2. Improve Your Self-Talk
We all talk to ourselves. Some of us are more aware of our internal dialogues than others and some of us are more critical of ourselves than others. Research has shown the way in which you talk to yourself is crucial to your well-being, including your motivation to do something about a problem. If you’ve found yourself repeatedly telling yourself things like, “You’ll never find a good-paying job,” or “You’ve done nothing with all this time alone,” you won’t feel inspired to get off the couch and make positive change in your life.
If, however, you speak to yourself with compassion and encouragement (and when I say compassion, I don’t mean condoning complacency), you will be more likely to apply for that job, study for that exam or volunteer for that organization. Here is an example: Judy is lonely and depressed and worries about climate change. She’s unhappy with herself and the world. So, she decides to improve her relationship to herself by speaking to herself supportively. “It’s been a rough year, Judy, but you deserve better care. Let’s start by walking around the block every day to get you exercise and fresh air. You can do it, even if you feel tired.”
Another technique Judy can use to talk to herself is “self-distancing” or talking about herself. “If Judy spends one hour a week volunteering for that tree-planting organization, she will help reduce the effects of climate change. Judy can make a difference.” Just changing how we talk to ourselves from a critical or cynical voice to a hopeful and encouraging one or from first-person language to third-person language can help us recruit agency.
3. Take Action, One Thing At A Time
In order to follow through on the behaviors that can positively impact a situation, it is vital that you learn self-discipline. Taking action works best when you are consistent. Set reminders in your phone. Time block your schedule for exercise, talking with friends, looking for a job or whatever you decided to affect.
Try not to get into a debate or discussion in your mind about whether or not it’s worth it to follow through on the action, just respond to the reminder bell or time block in a matter-of-fact manner.

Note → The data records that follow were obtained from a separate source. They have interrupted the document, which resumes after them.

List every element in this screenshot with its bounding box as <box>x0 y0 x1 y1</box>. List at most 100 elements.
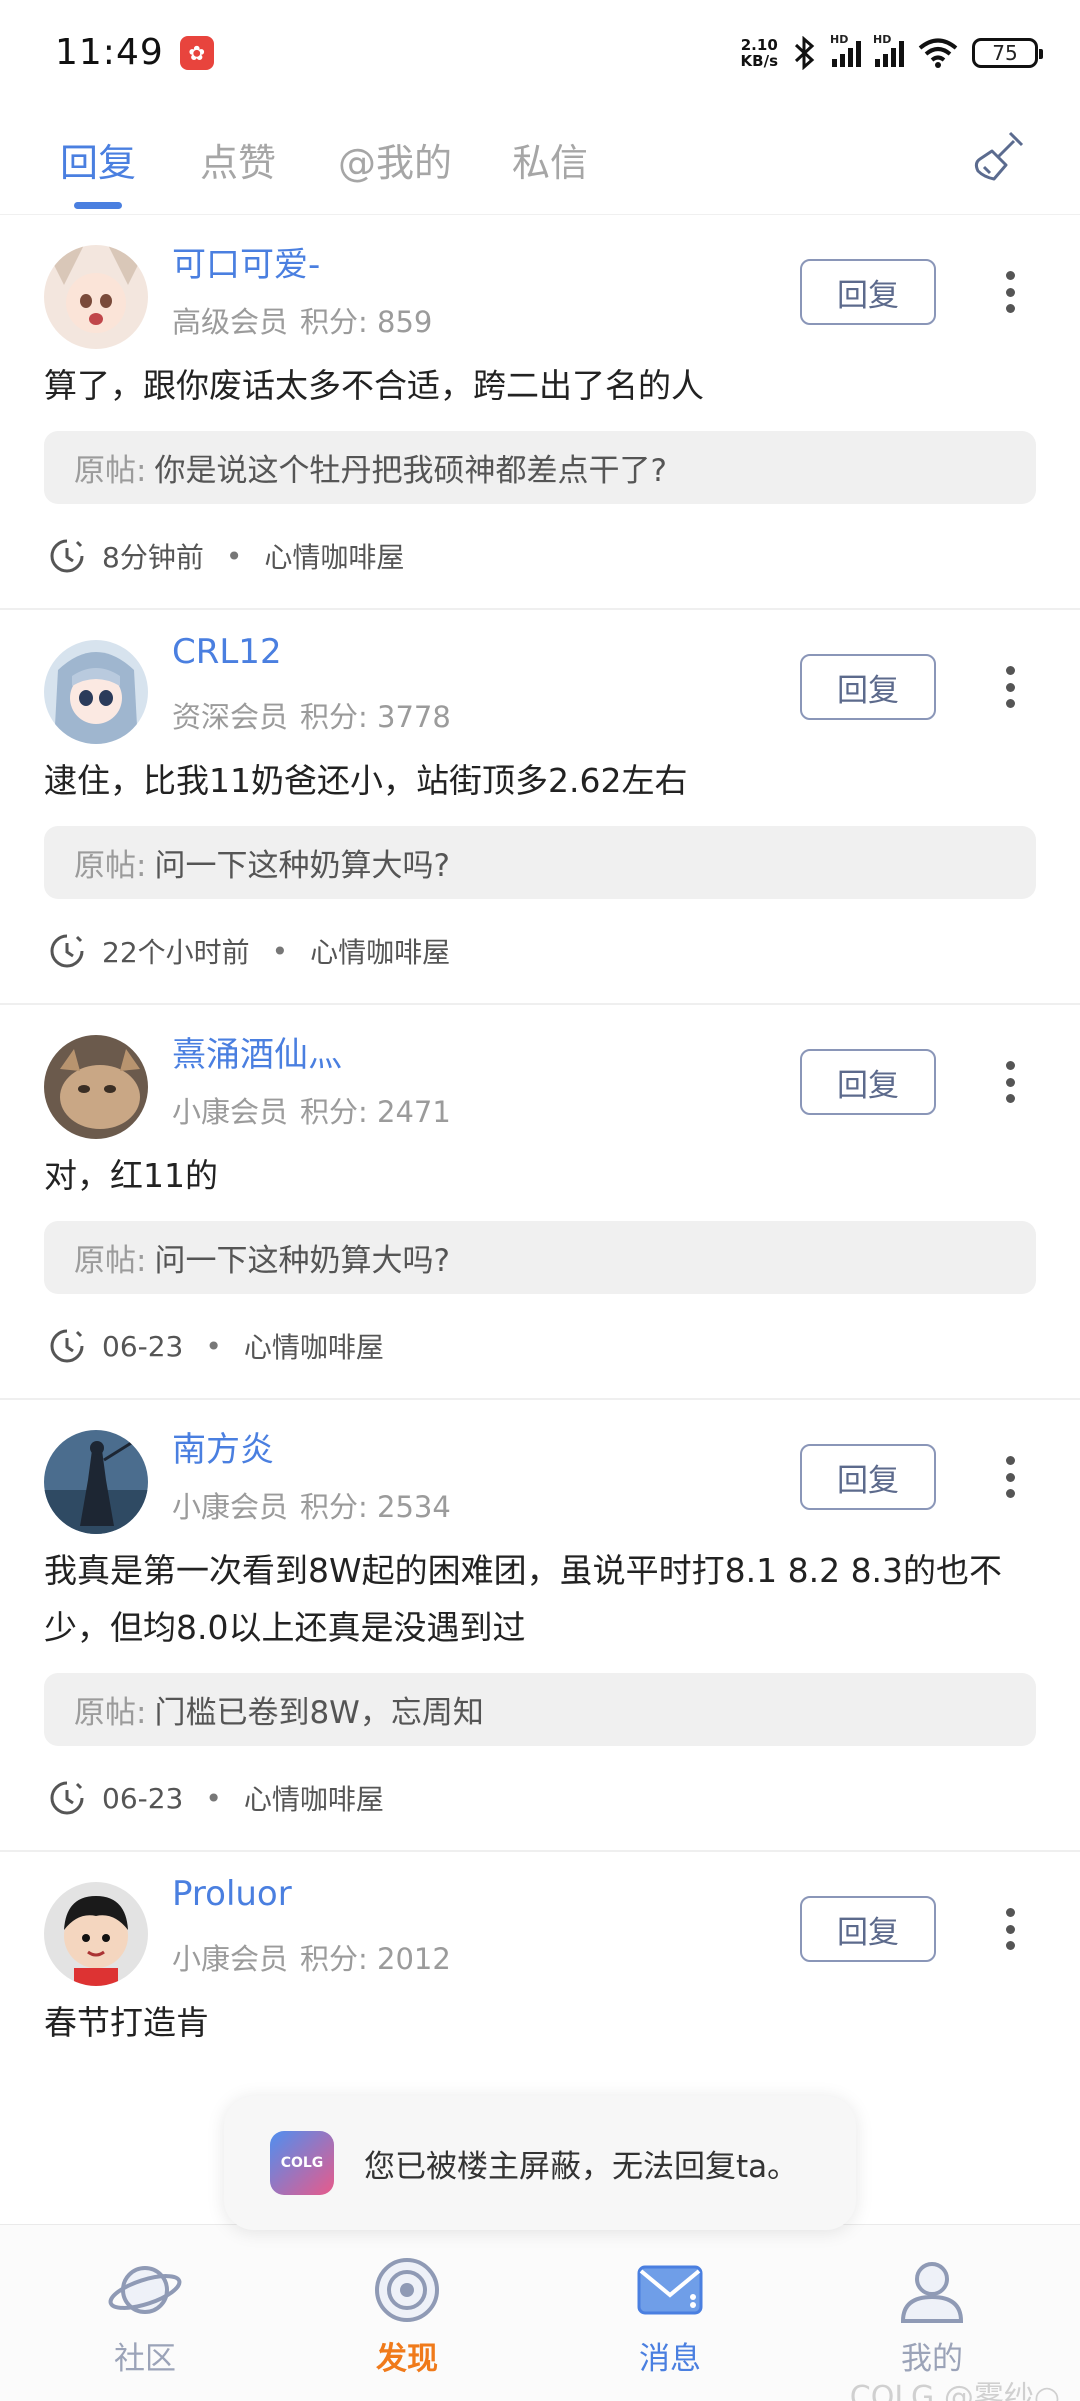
tab-reply[interactable]: 回复 <box>60 105 136 215</box>
nav-community[interactable]: 社区 <box>75 2255 215 2378</box>
user-meta: 小康会员 积分: 2471 <box>172 1089 451 1131</box>
nav-discover[interactable]: 发现 <box>337 2255 477 2378</box>
member-level: 小康会员 <box>172 1942 289 1976</box>
more-options-icon[interactable] <box>1004 271 1016 313</box>
reply-content: 我真是第一次看到8W起的困难团，虽说平时打8.1 8.2 8.3的也不少，但均8… <box>44 1551 1003 1647</box>
reply-content: 春节打造肯 <box>44 2003 209 2042</box>
original-post-label: 原帖: <box>74 1243 147 1279</box>
radar-icon <box>375 2258 439 2322</box>
more-options-icon[interactable] <box>1004 1456 1016 1498</box>
planet-icon <box>108 2266 182 2314</box>
tab-private-messages-label: 私信 <box>512 141 589 185</box>
more-options-icon[interactable] <box>1004 666 1016 708</box>
more-options-icon[interactable] <box>1004 1908 1016 1950</box>
battery-indicator: 75 <box>972 37 1043 68</box>
reply-list: 可口可爱- 高级会员 积分: 859 回复 算了，跟你废话太多不合适，跨二出了名的… <box>0 215 1080 2051</box>
board-name[interactable]: 心情咖啡屋 <box>310 931 450 971</box>
member-level: 小康会员 <box>172 1095 289 1129</box>
clear-all-broom-icon[interactable] <box>970 127 1030 187</box>
tab-private-messages[interactable]: 私信 <box>512 105 588 215</box>
reply-button[interactable]: 回复 <box>800 259 936 325</box>
username[interactable]: 可口可爱- <box>172 237 320 286</box>
reply-content: 对，红11的 <box>44 1156 218 1195</box>
list-item[interactable]: 可口可爱- 高级会员 积分: 859 回复 算了，跟你废话太多不合适，跨二出了名的… <box>0 215 1080 610</box>
original-post-label: 原帖: <box>74 1695 147 1731</box>
reply-time: 8分钟前 <box>102 541 204 574</box>
network-speed: 2.10 KB/s <box>741 37 778 69</box>
user-points: 积分: 859 <box>300 305 433 339</box>
reply-content: 算了，跟你废话太多不合适，跨二出了名的人 <box>44 366 704 405</box>
nav-messages-label: 消息 <box>639 2341 701 2377</box>
clock-icon <box>50 934 84 968</box>
status-icons: 2.10 KB/s HD HD 75 <box>741 33 1043 70</box>
watermark: COLG @雾纱○ <box>849 2380 1060 2401</box>
member-level: 小康会员 <box>172 1490 289 1524</box>
nav-me[interactable]: 我的 <box>862 2255 1002 2378</box>
app-notification-icon: ✿ <box>179 35 214 70</box>
reply-button[interactable]: 回复 <box>800 654 936 720</box>
list-item[interactable]: 南方炎 小康会员 积分: 2534 回复 我真是第一次看到8W起的困难团，虽说平时… <box>0 1400 1080 1852</box>
original-post[interactable]: 原帖: 问一下这种奶算大吗? <box>44 1221 1036 1294</box>
nav-messages[interactable]: 消息 <box>600 2255 740 2378</box>
original-post-label: 原帖: <box>74 848 147 884</box>
original-post[interactable]: 原帖: 问一下这种奶算大吗? <box>44 826 1036 899</box>
username[interactable]: 熹涌酒仙灬 <box>172 1027 342 1076</box>
status-bar: 11:49 ✿ 2.10 KB/s HD HD 75 <box>0 0 1080 105</box>
colg-logo-icon: COLG <box>270 2131 334 2195</box>
board-name[interactable]: 心情咖啡屋 <box>244 1326 384 1366</box>
original-post[interactable]: 原帖: 门槛已卷到8W，忘周知 <box>44 1673 1036 1746</box>
tab-likes[interactable]: 点赞 <box>200 105 276 215</box>
reply-button[interactable]: 回复 <box>800 1049 936 1115</box>
nav-community-label: 社区 <box>114 2341 176 2377</box>
nav-discover-label: 发现 <box>376 2341 438 2377</box>
mail-icon <box>637 2265 703 2315</box>
status-time: 11:49 <box>55 32 164 73</box>
avatar[interactable] <box>44 640 148 744</box>
signal-2-icon: HD <box>873 33 904 67</box>
username[interactable]: Proluor <box>172 1874 292 1914</box>
reply-time: 06-23 <box>102 1329 184 1363</box>
original-post-text: 问一下这种奶算大吗? <box>154 1243 450 1279</box>
tab-likes-label: 点赞 <box>200 141 277 185</box>
list-item[interactable]: 熹涌酒仙灬 小康会员 积分: 2471 回复 对，红11的 原帖: 问一下这种奶算大… <box>0 1005 1080 1400</box>
user-points: 积分: 2471 <box>300 1095 451 1129</box>
clock-icon <box>50 1329 84 1363</box>
bluetooth-icon <box>794 35 815 70</box>
reply-time: 06-23 <box>102 1781 184 1815</box>
original-post[interactable]: 原帖: 你是说这个牡丹把我硕神都差点干了? <box>44 431 1036 504</box>
clock-icon <box>50 1781 84 1815</box>
user-meta: 资深会员 积分: 3778 <box>172 694 451 736</box>
original-post-text: 门槛已卷到8W，忘周知 <box>154 1695 484 1731</box>
list-item[interactable]: CRL12 资深会员 积分: 3778 回复 逮住，比我11奶爸还小，站街顶多2.… <box>0 610 1080 1005</box>
blocked-toast: COLG 您已被楼主屏蔽，无法回复ta。 <box>224 2096 856 2230</box>
tab-mentions[interactable]: @我的 <box>338 105 452 215</box>
more-options-icon[interactable] <box>1004 1061 1016 1103</box>
item-footer: 22个小时前 • 心情咖啡屋 <box>44 899 1036 1003</box>
separator-dot: • <box>271 934 289 968</box>
signal-1-icon: HD <box>830 33 861 67</box>
tab-reply-label: 回复 <box>60 141 137 185</box>
avatar[interactable] <box>44 245 148 349</box>
board-name[interactable]: 心情咖啡屋 <box>244 1778 384 1818</box>
message-tabs: 回复 点赞 @我的 私信 <box>0 105 1080 215</box>
avatar[interactable] <box>44 1035 148 1139</box>
original-post-label: 原帖: <box>74 453 147 489</box>
item-footer: 06-23 • 心情咖啡屋 <box>44 1294 1036 1398</box>
username[interactable]: 南方炎 <box>172 1422 274 1471</box>
reply-button[interactable]: 回复 <box>800 1444 936 1510</box>
separator-dot: • <box>205 1781 222 1815</box>
avatar[interactable] <box>44 1882 148 1986</box>
avatar[interactable] <box>44 1430 148 1534</box>
network-speed-unit: KB/s <box>740 51 778 70</box>
wifi-icon <box>918 38 958 68</box>
original-post-text: 问一下这种奶算大吗? <box>154 848 450 884</box>
list-item[interactable]: Proluor 小康会员 积分: 2012 回复 春节打造肯 <box>0 1852 1080 2051</box>
clock-icon <box>50 539 84 573</box>
reply-button[interactable]: 回复 <box>800 1896 936 1962</box>
item-footer: 8分钟前 • 心情咖啡屋 <box>44 504 1036 608</box>
item-footer: 06-23 • 心情咖啡屋 <box>44 1746 1036 1850</box>
member-level: 资深会员 <box>172 700 289 734</box>
original-post-text: 你是说这个牡丹把我硕神都差点干了? <box>154 453 667 489</box>
board-name[interactable]: 心情咖啡屋 <box>264 536 404 576</box>
username[interactable]: CRL12 <box>172 632 282 672</box>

The phone dings to remind you to work on your resume for ten minutes, bring yourself to the task. Taking action is not about kicking yourself or threatening yourself—that creates stress in the mind and body. Instead, it is about putting an arm around yourself and guiding yourself to the task you set out to do.
When the action is repeated (for example, daily ten-minute meditations to tackle stress), it is more likely to become habit and, therefore, affect permanent change. But please don’t take on too much. One thing at a time will feel less overwhelming and more doable.
How to Affect Change Through Agency: Conclusion
I know we are all tired. We’ve had to navigate perpetually scary and painful circumstances this past year. Some of us had to find stamina when the previous three years had already been challenging. As humans, we have the capacity to be more resilient than we realize. Agency is key to developing resilience. But if you threaten yourself with pessimism and doubt your ability to make change, you’re likely to fall into complacency. Now is the time to offer yourself compassion, pick yourself up with encouragement and take action to improve your life.
Hanson, Rick and Hanson, Forrest. (2018). Resilient: How To Grow An Unshakable Core of Calm, Strength, and Happiness. New York: Harmony Books.
Kross, E., Bruehlman-Senecal, E., Park, J., Burson, A., Dougherty, A., Shablack, H., Bremner, R., Moser, J., & Ayduk, O. (2014). Self-talk as a regulatory mechanism: How you do it matters. Journal of Personality and Social Psychology, 106(2), 304–324.